There is need for consolidation in the European banking system and this would become more and more inevitable with the passage of time, believes the chief of the largest bank of the continent.

A section of investors policy-makers and other industry experts believe that one of the biggest road blocks to the profitability in European banks is fragmentation. But in a television interview at the UBS European Conference, UBS chief Sergio Ermotti said that the issue is “not sustainable.”

“That’s something that as time goes by will become more and more inevitable, is part of the solutions. For sure consolidation needs to happen, in particular in Europe, where we see a lot of fragmentation that it is not sustainable,” Ermotti said during the interview.

The sector would become more “effective and more efficient” by technology, he further added.

Since the global financial crisis, issues related to trust deficit has plagued the European banks and as a consequence have been struggling to install confidence in them. There has been a fall of about 20 per cent in the banking index since the start of the year.

Ermotti said that the manner in which European banks would be viewed by consumers will not be easy to predict in the near future.

“Difficult to predict sentiment and investors’ approach. I think it is quite clear that investors are very reluctant to invest in our sector,” he said. “I do respect the merits and a more balanced approach to valuations in our industry but we have to recognize this is a very challenging moment,” he added.

While the European banking system is going through a phase of a low-interest rate environment and tougher regulations, a number of crisis-legacy issues, such as bad loans, have acted as headwinds for banks.

“We are getting very close to pre-crisis levels on a whole range of economic variables,” UBS’s chief economist also said in an interview.

The bank has predicted that the global growth for the entire of 2018 would be just below 3 per cent compared to the 4.5 forecast and attained last year. The situation was described as the “largest slowdown in global growth since basically 2012 – the euro zone crisis” by Arend Kapteyn, chief economist at UBS Investment Bank.

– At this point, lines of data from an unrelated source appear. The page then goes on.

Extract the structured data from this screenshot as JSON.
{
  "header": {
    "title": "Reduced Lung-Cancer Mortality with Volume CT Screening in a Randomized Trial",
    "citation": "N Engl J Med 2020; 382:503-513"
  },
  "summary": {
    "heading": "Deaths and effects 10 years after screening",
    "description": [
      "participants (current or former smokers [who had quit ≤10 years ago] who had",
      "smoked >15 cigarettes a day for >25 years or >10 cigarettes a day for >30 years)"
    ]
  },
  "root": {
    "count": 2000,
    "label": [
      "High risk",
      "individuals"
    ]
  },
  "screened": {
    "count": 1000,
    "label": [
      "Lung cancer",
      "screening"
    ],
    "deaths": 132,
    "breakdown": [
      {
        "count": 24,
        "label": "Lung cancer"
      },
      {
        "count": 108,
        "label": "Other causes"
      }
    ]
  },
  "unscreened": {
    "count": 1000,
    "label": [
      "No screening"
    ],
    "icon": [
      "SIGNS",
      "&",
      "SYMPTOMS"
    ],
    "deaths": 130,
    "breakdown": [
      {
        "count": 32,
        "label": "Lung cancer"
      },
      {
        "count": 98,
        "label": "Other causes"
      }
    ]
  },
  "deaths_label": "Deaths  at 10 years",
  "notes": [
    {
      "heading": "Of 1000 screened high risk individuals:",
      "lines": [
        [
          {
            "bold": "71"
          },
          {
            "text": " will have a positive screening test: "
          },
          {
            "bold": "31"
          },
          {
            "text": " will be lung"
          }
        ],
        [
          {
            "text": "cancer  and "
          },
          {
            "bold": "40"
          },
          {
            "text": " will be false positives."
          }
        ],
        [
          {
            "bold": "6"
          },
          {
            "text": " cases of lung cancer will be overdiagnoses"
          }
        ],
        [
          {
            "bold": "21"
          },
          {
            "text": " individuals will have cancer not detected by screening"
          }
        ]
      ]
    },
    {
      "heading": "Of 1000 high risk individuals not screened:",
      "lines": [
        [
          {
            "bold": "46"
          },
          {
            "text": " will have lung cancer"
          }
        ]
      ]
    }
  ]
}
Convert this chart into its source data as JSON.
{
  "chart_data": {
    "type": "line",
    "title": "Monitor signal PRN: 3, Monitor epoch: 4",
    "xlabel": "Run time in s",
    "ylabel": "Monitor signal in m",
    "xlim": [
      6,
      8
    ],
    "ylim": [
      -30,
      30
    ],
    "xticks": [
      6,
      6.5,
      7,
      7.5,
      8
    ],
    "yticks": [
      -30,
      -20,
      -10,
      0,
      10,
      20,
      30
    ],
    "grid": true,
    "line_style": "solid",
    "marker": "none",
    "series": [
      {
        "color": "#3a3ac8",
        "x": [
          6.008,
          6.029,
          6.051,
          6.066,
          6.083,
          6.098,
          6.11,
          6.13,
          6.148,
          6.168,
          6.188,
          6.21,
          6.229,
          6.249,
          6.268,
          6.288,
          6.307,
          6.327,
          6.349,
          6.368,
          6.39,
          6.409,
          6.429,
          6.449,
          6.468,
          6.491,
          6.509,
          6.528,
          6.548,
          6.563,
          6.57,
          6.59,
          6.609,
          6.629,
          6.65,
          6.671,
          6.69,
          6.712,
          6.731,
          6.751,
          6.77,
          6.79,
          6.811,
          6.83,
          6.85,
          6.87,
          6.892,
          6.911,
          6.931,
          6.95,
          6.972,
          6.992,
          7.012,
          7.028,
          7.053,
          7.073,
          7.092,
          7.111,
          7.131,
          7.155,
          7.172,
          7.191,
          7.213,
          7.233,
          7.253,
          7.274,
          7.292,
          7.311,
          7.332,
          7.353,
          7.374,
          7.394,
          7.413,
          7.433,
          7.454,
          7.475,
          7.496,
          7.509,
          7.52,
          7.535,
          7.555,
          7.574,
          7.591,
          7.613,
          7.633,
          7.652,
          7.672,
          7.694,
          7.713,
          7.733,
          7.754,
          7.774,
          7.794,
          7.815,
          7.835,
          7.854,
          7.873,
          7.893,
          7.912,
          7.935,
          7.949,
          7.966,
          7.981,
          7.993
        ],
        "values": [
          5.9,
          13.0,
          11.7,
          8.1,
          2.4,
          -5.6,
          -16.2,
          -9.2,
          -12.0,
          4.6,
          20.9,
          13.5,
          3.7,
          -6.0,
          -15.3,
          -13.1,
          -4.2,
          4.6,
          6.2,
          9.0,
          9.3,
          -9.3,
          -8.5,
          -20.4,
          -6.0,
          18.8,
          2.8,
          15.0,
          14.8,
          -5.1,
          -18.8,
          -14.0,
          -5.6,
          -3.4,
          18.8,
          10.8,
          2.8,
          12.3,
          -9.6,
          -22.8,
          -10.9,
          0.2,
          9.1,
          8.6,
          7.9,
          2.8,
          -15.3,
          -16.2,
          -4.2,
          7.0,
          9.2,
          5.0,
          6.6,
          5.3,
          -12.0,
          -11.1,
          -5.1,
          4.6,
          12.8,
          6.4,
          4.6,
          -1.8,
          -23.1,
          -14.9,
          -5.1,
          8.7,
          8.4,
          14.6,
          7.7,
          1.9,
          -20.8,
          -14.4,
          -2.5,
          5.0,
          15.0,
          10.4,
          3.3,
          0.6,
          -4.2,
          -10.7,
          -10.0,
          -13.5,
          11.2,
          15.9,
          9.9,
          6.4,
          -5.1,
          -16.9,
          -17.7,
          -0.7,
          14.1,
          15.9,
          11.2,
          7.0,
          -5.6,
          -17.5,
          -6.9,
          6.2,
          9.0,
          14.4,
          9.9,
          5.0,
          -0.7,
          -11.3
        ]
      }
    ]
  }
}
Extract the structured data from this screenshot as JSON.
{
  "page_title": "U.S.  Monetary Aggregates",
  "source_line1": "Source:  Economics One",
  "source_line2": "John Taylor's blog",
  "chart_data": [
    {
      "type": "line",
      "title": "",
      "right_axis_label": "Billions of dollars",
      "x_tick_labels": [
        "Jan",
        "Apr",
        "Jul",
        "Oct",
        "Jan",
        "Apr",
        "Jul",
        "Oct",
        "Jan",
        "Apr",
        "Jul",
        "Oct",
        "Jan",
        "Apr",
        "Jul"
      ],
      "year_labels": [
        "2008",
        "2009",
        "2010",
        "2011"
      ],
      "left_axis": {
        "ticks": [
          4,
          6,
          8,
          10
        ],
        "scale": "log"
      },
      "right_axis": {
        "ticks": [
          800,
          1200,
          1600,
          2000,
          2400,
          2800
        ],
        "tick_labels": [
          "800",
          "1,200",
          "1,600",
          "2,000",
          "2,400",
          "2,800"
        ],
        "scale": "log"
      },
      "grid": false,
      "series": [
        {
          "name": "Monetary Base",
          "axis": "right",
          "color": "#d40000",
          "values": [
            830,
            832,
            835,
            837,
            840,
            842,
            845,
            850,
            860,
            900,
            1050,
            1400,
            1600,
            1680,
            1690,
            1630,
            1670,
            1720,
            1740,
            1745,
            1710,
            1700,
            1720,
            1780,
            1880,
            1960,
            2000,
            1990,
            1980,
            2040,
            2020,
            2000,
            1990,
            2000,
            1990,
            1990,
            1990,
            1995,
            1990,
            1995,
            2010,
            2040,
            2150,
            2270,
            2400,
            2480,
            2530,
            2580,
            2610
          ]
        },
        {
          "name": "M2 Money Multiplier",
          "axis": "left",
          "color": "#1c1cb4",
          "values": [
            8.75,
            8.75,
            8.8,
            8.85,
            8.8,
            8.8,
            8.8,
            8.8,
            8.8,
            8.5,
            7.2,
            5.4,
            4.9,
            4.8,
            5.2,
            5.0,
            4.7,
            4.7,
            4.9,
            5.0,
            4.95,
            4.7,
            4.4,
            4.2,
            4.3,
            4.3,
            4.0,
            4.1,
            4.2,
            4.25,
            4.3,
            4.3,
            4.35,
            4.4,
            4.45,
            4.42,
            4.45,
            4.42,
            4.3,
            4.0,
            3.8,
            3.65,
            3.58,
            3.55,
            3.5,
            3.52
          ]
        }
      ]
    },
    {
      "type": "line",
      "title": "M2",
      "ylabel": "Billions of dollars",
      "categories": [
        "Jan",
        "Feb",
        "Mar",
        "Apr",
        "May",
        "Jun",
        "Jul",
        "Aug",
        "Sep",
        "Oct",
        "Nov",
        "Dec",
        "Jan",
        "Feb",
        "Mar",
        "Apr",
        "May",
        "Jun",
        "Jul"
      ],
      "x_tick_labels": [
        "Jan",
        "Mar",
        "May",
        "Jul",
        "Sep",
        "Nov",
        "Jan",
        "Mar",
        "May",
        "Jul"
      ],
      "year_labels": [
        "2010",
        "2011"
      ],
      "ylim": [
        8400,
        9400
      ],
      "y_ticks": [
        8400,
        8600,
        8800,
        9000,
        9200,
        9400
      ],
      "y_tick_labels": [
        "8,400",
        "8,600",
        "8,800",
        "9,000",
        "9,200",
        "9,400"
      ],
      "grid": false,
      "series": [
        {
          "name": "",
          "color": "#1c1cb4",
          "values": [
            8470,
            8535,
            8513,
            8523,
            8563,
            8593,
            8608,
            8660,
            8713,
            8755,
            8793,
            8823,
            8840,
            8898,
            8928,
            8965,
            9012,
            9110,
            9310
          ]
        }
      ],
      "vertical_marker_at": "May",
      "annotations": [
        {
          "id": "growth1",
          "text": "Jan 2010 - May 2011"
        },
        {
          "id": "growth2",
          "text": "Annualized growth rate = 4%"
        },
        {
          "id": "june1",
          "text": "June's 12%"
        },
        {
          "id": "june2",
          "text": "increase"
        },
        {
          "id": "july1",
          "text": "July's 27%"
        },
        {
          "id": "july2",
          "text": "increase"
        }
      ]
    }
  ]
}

“We attribute most of it to the slowdown in global trade cycle – sort of pre-dating the tariff tension. But we are also seeing some signs of late cycle dynamic, some capacity constraints, confidence going down because of the tariffs, so it is a little bit unclear what to pin it down to exactly,” he said.

The role of the UBS in the causing of the global financial crisis would be investigated by agencies in the US justice department, the country’s authorities announced earlier this month. The allegation against the Swiss bank is it had misled investors with its risky mortgage-backed securities.

“We don’t believe there is any proof or any merit in these claimsm” Ermotti said.

“It is our responsibility to defend the interest of our shareholders. I think our bank lost a lot of money during the financial crisis by having position(s) in residential mortgage backed securities, so it is very difficult to argue that we were intentionally misleading investors,” he added.